Ahmedzai studied medicine at the University of St Andrews and at the University of Manchester.

His higher medical training covered oncology, radiotherapy and respiratory medicine. However on completion of specialist training in 1985, he took up the post of the first Medical Director at the newly built Leicestershire Hospice. In 1994 he was appointed to the first Chair of Palliative Medicine in the Medical School at the University of Sheffield. In 2000 he renamed his academic department from Palliative Medicine to the Academic Unit of Supportive Care. He remained as Chair and Head of the Academic Unit of Supportive Care at the University of Sheffield until his retirement in 2015.

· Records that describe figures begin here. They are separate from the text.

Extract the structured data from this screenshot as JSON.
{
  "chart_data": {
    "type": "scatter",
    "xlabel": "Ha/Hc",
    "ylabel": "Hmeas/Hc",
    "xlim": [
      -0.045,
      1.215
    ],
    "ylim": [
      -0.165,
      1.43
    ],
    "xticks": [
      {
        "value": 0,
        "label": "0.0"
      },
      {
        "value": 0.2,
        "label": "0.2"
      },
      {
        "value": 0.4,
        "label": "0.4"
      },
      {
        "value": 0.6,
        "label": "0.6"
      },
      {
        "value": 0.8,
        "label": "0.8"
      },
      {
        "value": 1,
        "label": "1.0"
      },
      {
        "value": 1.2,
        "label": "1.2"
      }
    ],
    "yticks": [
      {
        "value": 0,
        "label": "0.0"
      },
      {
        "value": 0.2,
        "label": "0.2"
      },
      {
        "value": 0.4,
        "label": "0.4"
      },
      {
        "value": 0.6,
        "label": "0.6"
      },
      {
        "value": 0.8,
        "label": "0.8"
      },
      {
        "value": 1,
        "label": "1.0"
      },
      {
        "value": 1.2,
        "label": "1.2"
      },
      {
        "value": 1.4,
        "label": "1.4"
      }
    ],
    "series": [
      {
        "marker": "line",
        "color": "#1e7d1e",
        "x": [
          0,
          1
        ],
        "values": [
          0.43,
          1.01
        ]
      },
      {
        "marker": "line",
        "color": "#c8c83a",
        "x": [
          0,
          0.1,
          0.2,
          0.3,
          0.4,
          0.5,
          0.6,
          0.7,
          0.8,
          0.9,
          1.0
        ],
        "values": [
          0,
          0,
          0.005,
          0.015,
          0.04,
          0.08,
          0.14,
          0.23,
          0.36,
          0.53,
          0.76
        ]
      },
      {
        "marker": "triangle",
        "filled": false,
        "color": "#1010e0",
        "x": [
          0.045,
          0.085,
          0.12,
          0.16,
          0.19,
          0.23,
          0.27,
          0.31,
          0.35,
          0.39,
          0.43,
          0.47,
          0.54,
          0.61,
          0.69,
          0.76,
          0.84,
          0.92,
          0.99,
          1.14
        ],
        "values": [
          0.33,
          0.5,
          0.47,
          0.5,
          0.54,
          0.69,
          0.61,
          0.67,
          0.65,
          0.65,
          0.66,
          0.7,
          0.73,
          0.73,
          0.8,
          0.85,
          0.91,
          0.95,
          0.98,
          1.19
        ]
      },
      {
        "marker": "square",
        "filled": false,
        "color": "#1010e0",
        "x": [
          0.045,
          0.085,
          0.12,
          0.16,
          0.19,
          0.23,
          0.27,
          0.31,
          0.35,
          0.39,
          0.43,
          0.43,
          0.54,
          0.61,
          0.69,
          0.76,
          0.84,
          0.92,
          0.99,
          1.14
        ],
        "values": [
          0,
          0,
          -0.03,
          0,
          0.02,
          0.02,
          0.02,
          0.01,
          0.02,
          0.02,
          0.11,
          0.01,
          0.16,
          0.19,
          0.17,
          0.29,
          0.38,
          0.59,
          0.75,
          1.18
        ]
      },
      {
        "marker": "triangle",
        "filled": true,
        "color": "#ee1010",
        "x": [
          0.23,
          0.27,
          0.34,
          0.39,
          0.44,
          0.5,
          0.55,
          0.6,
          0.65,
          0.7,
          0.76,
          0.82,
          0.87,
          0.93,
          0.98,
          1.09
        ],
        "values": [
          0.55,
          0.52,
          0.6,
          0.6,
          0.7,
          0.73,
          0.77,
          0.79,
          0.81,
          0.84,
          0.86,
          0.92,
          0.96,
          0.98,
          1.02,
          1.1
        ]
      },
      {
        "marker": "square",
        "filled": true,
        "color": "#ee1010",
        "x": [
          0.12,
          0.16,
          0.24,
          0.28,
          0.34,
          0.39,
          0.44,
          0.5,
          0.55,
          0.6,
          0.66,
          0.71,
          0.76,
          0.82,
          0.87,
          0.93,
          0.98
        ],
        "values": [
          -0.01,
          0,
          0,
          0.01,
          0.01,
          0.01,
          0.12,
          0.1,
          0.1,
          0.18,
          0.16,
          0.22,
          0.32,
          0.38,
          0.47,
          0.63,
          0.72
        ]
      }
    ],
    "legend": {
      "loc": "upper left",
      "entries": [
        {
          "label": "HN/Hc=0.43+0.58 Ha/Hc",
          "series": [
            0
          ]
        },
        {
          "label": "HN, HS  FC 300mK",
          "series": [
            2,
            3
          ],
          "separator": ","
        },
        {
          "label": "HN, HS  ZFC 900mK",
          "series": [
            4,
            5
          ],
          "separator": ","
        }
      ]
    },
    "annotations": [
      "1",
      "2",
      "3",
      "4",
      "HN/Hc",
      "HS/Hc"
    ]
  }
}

Since retirement from clinical practice, he is the National Institute for Health Research Clinical Research Network National Specialty Lead for Supportive, Palliative Care and Community based Research. He also chaired the National Cancer Research Institute Clinical Studies Group on Supportive & Palliative Care; and when that was dissolved in 2019, he became Co-chair of the new NCRI Living With and Beyond Cancer research group which replaced it.

He is an elected member of the Council of British Pain Society and chairs its Education Committee.

He was also the Harry H Horvitz Visiting Professor at the Cleveland Clinic and Spinoza Visiting Professor at the University of Amsterdam in 2010.

He served as a clinical expert
adviser for NICE NHS Evidence; as a member of the council of the British Pain Society; as a member of the Commission on Assisted Dying; as a member of the Scientific Advisory Board for Target Ovarian Cancer.; and as member of the Research Advisory Committee of Maggie's Centres.

He was chair of the NICE guideline NG31 (2015) on Care of the Dying Adult in their Last days of Life; and he served as clinical adviser to NICE guideline NG142 (2019) on End of Life care for Adults: Service Delivery.

He is editor of the journal Current Opinion in Supportive and Palliative Care and, from 2004, was editor-in-chief of the Oxford University Press book series on supportive care.

In May 2011, Ahmedzai co-authored a paper (Why do hospital mastectomy rates vary? Differences in the decision-making experiences of women with breast cancer) in the European Journal of Cancer with ontology expert Lisa Caldon.

He is a Fellow of the Royal Colleges of Physicians of London, Glasgow and Edinburgh.

He was elected as Honorary Fellow of the Faculty of Pain Medicine in the Royal College of Anaesthetists in 2016.

Also in 2016 he was awarded the British Thoracic Oncology Group's (BTOG) Lifetime Achievement Award for services to lung cancer.